Le tarif d'achat du courant électrique produit par les éoliennes est considéré comme une intervention de l'Etat non notifiée depuis 2008 par la Cour européenne de justice. Une victoire pour les opposants à cette énergie et une inquiétude supplémentaire pour les professionnels du secteur qui craignent une annulation rétroactive aux effets désastreux.

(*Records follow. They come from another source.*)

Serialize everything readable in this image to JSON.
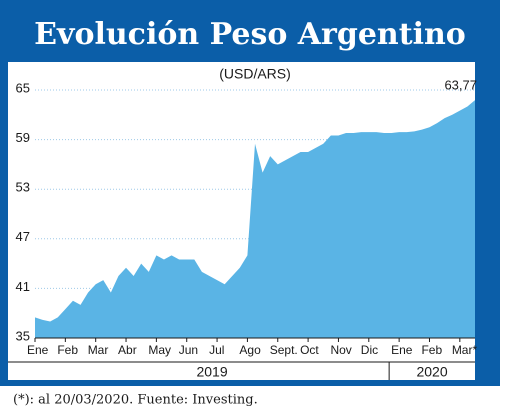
{
  "chart_data": {
    "type": "area",
    "title": "Evolución Peso Argentino",
    "subtitle": "(USD/ARS)",
    "categories": [
      "Ene",
      null,
      null,
      null,
      "Feb",
      null,
      null,
      null,
      "Mar",
      null,
      null,
      null,
      "Abr",
      null,
      null,
      null,
      "May",
      null,
      null,
      null,
      "Jun",
      null,
      null,
      null,
      "Jul",
      null,
      null,
      null,
      "Ago",
      null,
      null,
      null,
      "Sept.",
      null,
      null,
      null,
      "Oct",
      null,
      null,
      null,
      "Nov",
      null,
      null,
      null,
      "Dic",
      null,
      null,
      null,
      "Ene",
      null,
      null,
      null,
      "Feb",
      null,
      null,
      null,
      "Mar*",
      null,
      null
    ],
    "values": [
      37.5,
      37.2,
      37.0,
      37.5,
      38.5,
      39.5,
      39.0,
      40.5,
      41.5,
      42.0,
      40.5,
      42.5,
      43.5,
      42.5,
      44.0,
      43.0,
      45.0,
      44.5,
      45.0,
      44.5,
      44.5,
      44.5,
      43.0,
      42.5,
      42.0,
      41.5,
      42.5,
      43.5,
      45.0,
      58.5,
      55.0,
      57.0,
      56.0,
      56.5,
      57.0,
      57.5,
      57.5,
      58.0,
      58.5,
      59.5,
      59.5,
      59.8,
      59.8,
      59.9,
      59.9,
      59.9,
      59.8,
      59.8,
      59.9,
      59.9,
      60.0,
      60.2,
      60.5,
      61.0,
      61.6,
      62.0,
      62.5,
      63.0,
      63.77
    ],
    "value_labels": [
      null,
      null,
      null,
      null,
      null,
      null,
      null,
      null,
      null,
      null,
      null,
      null,
      null,
      null,
      null,
      null,
      null,
      null,
      null,
      null,
      null,
      null,
      null,
      null,
      null,
      null,
      null,
      null,
      null,
      null,
      null,
      null,
      null,
      null,
      null,
      null,
      null,
      null,
      null,
      null,
      null,
      null,
      null,
      null,
      null,
      null,
      null,
      null,
      null,
      null,
      null,
      null,
      null,
      null,
      null,
      null,
      null,
      null,
      "63,77"
    ],
    "color": "#5ab4e5",
    "ylim": [
      35,
      65
    ],
    "yticks": [
      35,
      41,
      47,
      53,
      59,
      65
    ],
    "grid": true,
    "year_labels": [
      "2019",
      "2020"
    ],
    "note": "(*): al 20/03/2020. Fuente: Investing."
  }
}
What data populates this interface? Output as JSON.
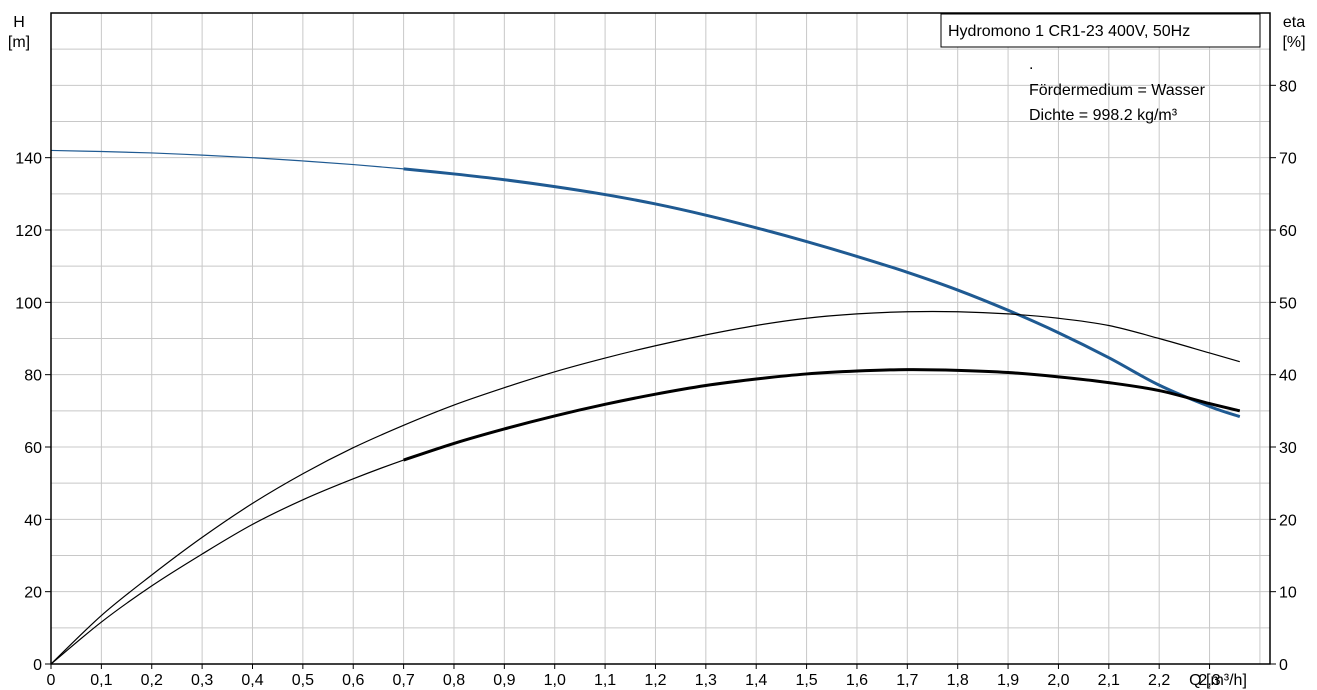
{
  "chart_data": {
    "type": "line",
    "title": "Hydromono 1 CR1-23 400V, 50Hz",
    "annotations": [
      ".",
      "Fördermedium = Wasser",
      "Dichte = 998.2 kg/m³"
    ],
    "x_axis": {
      "unit_label": "Q [m³/h]",
      "range": [
        0,
        2.42
      ],
      "ticks": [
        0,
        0.1,
        0.2,
        0.3,
        0.4,
        0.5,
        0.6,
        0.7,
        0.8,
        0.9,
        1.0,
        1.1,
        1.2,
        1.3,
        1.4,
        1.5,
        1.6,
        1.7,
        1.8,
        1.9,
        2.0,
        2.1,
        2.2,
        2.3
      ],
      "tick_labels": [
        "0",
        "0,1",
        "0,2",
        "0,3",
        "0,4",
        "0,5",
        "0,6",
        "0,7",
        "0,8",
        "0,9",
        "1,0",
        "1,1",
        "1,2",
        "1,3",
        "1,4",
        "1,5",
        "1,6",
        "1,7",
        "1,8",
        "1,9",
        "2,0",
        "2,1",
        "2,2",
        "2,3"
      ]
    },
    "y_left": {
      "label_line1": "H",
      "label_line2": "[m]",
      "range": [
        0,
        180
      ],
      "ticks": [
        0,
        20,
        40,
        60,
        80,
        100,
        120,
        140
      ]
    },
    "y_right": {
      "label_line1": "eta",
      "label_line2": "[%]",
      "range": [
        0,
        90
      ],
      "ticks": [
        0,
        10,
        20,
        30,
        40,
        50,
        60,
        70,
        80
      ]
    },
    "grid": true,
    "series": [
      {
        "axis": "left",
        "color": "#1f5a92",
        "operating_range": [
          0.7,
          2.36
        ],
        "x": [
          0,
          0.1,
          0.2,
          0.3,
          0.4,
          0.5,
          0.6,
          0.7,
          0.8,
          0.9,
          1.0,
          1.1,
          1.2,
          1.3,
          1.4,
          1.5,
          1.6,
          1.7,
          1.8,
          1.9,
          2.0,
          2.1,
          2.2,
          2.3,
          2.36
        ],
        "y": [
          142,
          141.7,
          141.3,
          140.7,
          140,
          139.1,
          138.1,
          136.9,
          135.5,
          133.9,
          132,
          129.8,
          127.2,
          124.1,
          120.6,
          116.8,
          112.7,
          108.3,
          103.4,
          97.8,
          91.6,
          84.7,
          77.1,
          71.2,
          68.4
        ]
      },
      {
        "axis": "right",
        "color": "#000000",
        "operating_range": null,
        "x": [
          0,
          0.1,
          0.2,
          0.3,
          0.4,
          0.5,
          0.6,
          0.7,
          0.8,
          0.9,
          1.0,
          1.1,
          1.2,
          1.3,
          1.4,
          1.5,
          1.6,
          1.7,
          1.8,
          1.9,
          2.0,
          2.1,
          2.2,
          2.3,
          2.36
        ],
        "y": [
          0,
          6.7,
          12.3,
          17.5,
          22.2,
          26.3,
          29.9,
          33.0,
          35.8,
          38.2,
          40.4,
          42.3,
          44.0,
          45.5,
          46.8,
          47.8,
          48.4,
          48.7,
          48.7,
          48.4,
          47.8,
          46.8,
          45.0,
          43.0,
          41.8
        ]
      },
      {
        "axis": "right",
        "color": "#000000",
        "operating_range": [
          0.7,
          2.36
        ],
        "x": [
          0,
          0.1,
          0.2,
          0.3,
          0.4,
          0.5,
          0.6,
          0.7,
          0.8,
          0.9,
          1.0,
          1.1,
          1.2,
          1.3,
          1.4,
          1.5,
          1.6,
          1.7,
          1.8,
          1.9,
          2.0,
          2.1,
          2.2,
          2.3,
          2.36
        ],
        "y": [
          0,
          5.8,
          10.8,
          15.2,
          19.3,
          22.7,
          25.6,
          28.2,
          30.5,
          32.5,
          34.3,
          35.9,
          37.3,
          38.5,
          39.4,
          40.1,
          40.5,
          40.7,
          40.6,
          40.3,
          39.7,
          38.9,
          37.8,
          36.0,
          35.0
        ]
      }
    ]
  }
}
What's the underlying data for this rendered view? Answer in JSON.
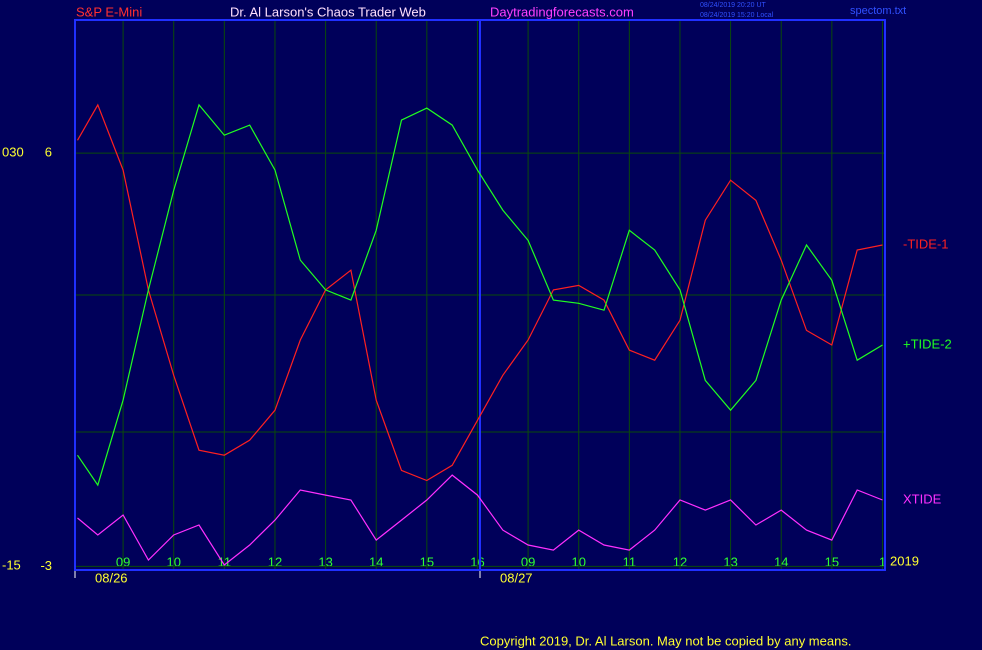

La Cour de justice européenne vient de se prononcer quant au mécanisme de financement de l'obligation d'achat de l'électricité produite par les éoliennes à un tarif bonifié : il s'agit, pour elle, d'une intervention de l'Etat (ou de ses ressources) qui n'aurait pas été notifiée en bonne et due forme à Bruxelles depuis 2008. Une décision, sollicitée par une question soumise par le Conseil d'Etat français, qui enclenche un compte à rebours en France.
Un dispositif qui vit ses derniers instants ?
Depuis cinq ans, EDF était obligée de racheter le courant produit par les turbines éoliennes à un prix de 82 €/MWh, supérieur à celui du marché. Un surcoût qui était ensuite compensé par une partie de la CSPE (Contribution au service public de l'électricité), s'apparentant à une taxe acquittée par tous les consommateurs. C'est ce mécanisme qu'avaient dénoncé les associations hostiles à l'éolien, dont le collectif "Vent de colère". Selon Sonia Lioret, la déléguée générale de France Energie Eolienne, le jugement de la cour européenne aboutira à une "très probable" annulation par le Conseil d'Etat des tarifs bonifiés à un horizon relativement court, "deux ou trois mois". Au mois d'octobre, la France avait cependant notifié la Commission européenne de l'existence de ce système d'achat, afin d'en faire valider la légalité. Bruxelles devrait rendre une décision concernant le dispositif au mois de janvier, ce qui permettrait au ministère de l'Ecologie, du Développement durable et de l'Energie, de revoir sa copie en prenant rapidement un nouvel arrêté tarifaire, assurant la continuité du soutien à la filière.
La rétroactivité redoutée
De son côté, le Syndicat des Energies Renouvelables (SER) s'inquiète d'un possible caractère rétroactif de l'annulation de l'arrêté tarifaire de 2008. Une décision qui "génèrerait de très graves conséquences économiques pour la filière", estime le syndicat qui plaide pour une annulation différée. Une nuance qui "éviterait de mettre en péril près de 4.000 MW éoliens, représentant 6 Mrds € d'investissements et plusieurs milliers d'emplois". Le président et le vice-président du SER déclarent : "Alors que la filière vit une période extrêmement difficile, qui se traduit par un net décrochage par rapport à la trajectoire de développement nécessaire à la transition énergétique, cette décision est de nature à générer un chaos économique si le Conseil d'Etat devrait annuler rétroactivement l'arrêté attaqué". Le syndicat encourage donc l'instance suprême à prendre en compte les conséquences de ce jugement pour permettre la publication d'un nouvel arrêté tarifaire notifié aux instances européennes. France Energie Eolienne invite également le gouvernement à agir sans attendre, "sous peine de paralyser à nouveau la filière".
La décision de la Cour européenne de justice pourrait également concerner d'autres pays membres, comme l'Allemagne, qui n'ont pas non plus notifié leurs tarifs d'achat éoliens.